# Indianapolis brother and sisters interested in the URCNA?



## mvdm (Aug 28, 2013)

I am wondering if there are brothers/sisters in Indy that might be interested in learning more about the URCNA. If so, feel free to post a question or comment, or if you like, feel free to private message me. I've often thought the URC could be of service to some folks that are desirous of a confessional, continental Reformed church.


----------



## PuritanCovenanter (Aug 29, 2013)

If there is interest in this venture please let it be known somehow. I know a lot of Reformed People who do not adhere to the established denominations that are here but are Reformed.
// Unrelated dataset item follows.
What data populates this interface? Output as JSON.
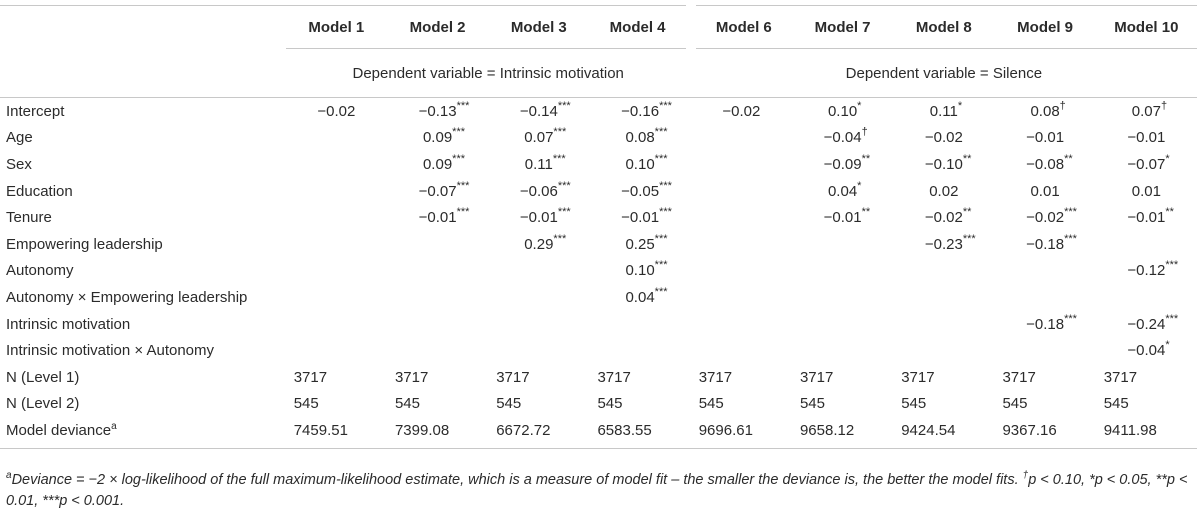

We have a great fraternal group between the Congregationalists, Baptists, UCC, Lutheran, PCA, OPC, and RPCNA. I see the URCNA having good success especially in certain areas. I am not one to contact necessarily but encourage it. I do have interest in the Reformation Society here which involves a lot of groups. Even the United Church of Christ (which is a very Liberal denomination) has a is very conservative Pastor who grew up at the feet of Alistair Begg and presents at our Meetings. There is a lot of ground to cover since this is Campbellite ground. Yes, we have a Pastor from one of those churches also. He is a goodman. He travels some distance to attend RSi. Thanks.


----------